According to Residence Hall Association (RHA) President Harresh Thayakaanthan, the RHA was not aware of Yu’s incident until The Ubyssey’s comment request on May 6. Similarly, he acknowledged that “accessibility has not been a recent advocacy topic for the RHA,” but said that the association is committed to supporting residents.

“The largest barrier that we face when responding to advocacy issues such as this is that they are not brought to our attention in the first place,” Thayakaanthan wrote to The Ubyssey. “We encourage all residents to continue to come forward with their experiences, as there is nothing we value more than their input as we work towards an effective solution, together.”

Getting a fuller understanding of the community is also part of Marx’s work to support the AMS Equity Caucus, which was restructured in May with further plans for consultation in the upcoming school year. While there are still many moving parts, he looks forward to diversifying the idea of accessibility on campus.

“[This means] increasing visibility and expanding the whole idea about ‘What does it mean to have a disability?’ and ‘What does it mean to have access?’ because a ramp isn't going to fix a problem for a deaf person,” he said.

In the meantime, other deaf or hard-of-hearing residents are continuing to advocate for their needs in whatever capacity they can, wherever they are.

“I want people to know that UBC Housing has some work to do,” said Yu about his decision to go public about his experience following the Reddit post, which was published under a username.

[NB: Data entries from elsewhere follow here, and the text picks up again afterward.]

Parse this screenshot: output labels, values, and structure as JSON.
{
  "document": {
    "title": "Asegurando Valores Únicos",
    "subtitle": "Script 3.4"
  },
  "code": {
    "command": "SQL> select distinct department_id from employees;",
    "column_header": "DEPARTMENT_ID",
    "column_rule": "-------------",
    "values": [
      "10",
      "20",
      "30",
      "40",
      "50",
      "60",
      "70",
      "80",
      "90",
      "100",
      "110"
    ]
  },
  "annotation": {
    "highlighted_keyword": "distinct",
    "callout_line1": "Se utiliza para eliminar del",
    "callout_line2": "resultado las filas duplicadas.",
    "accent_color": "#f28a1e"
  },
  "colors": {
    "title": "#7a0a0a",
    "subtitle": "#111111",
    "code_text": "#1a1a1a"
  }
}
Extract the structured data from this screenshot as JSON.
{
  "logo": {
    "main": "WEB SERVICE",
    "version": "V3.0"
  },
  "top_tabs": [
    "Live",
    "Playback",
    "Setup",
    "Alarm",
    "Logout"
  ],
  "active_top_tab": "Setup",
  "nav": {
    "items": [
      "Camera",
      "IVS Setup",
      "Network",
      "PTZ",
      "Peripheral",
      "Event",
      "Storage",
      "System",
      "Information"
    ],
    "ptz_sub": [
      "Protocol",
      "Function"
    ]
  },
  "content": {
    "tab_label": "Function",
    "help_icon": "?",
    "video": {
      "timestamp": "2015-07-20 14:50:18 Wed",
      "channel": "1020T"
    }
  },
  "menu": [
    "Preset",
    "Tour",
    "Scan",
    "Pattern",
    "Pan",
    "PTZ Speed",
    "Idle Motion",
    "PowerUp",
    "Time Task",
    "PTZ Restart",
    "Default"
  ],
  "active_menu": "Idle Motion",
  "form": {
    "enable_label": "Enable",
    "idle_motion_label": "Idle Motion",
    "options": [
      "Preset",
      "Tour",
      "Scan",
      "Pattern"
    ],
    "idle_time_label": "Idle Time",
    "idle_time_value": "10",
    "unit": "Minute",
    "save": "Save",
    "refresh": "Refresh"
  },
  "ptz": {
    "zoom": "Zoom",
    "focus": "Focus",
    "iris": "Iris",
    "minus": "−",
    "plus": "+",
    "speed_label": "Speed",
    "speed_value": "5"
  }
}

“They need to take accommodations more seriously. If someone requests an accommodation, they should make sure that happens. And people who are disabled, they shouldn't have to wait and have to ask for those accommodations that they already asked [for] before.”

Meanwhile, English is focusing on making residence events more accessible with her new role as the Orchard Commons Residence Association president. While starting out small, she hopes this consideration will carve out more advocacy space for residents who are deaf or hard of hearing.

“Even just events like coffee house[s] and movie nights, [it can] just be ensuring that captioning is available and that everyone is able to attend,” she said.

“It's just the little things that like nobody thinks to consider because people with disabilities are always an afterthought.”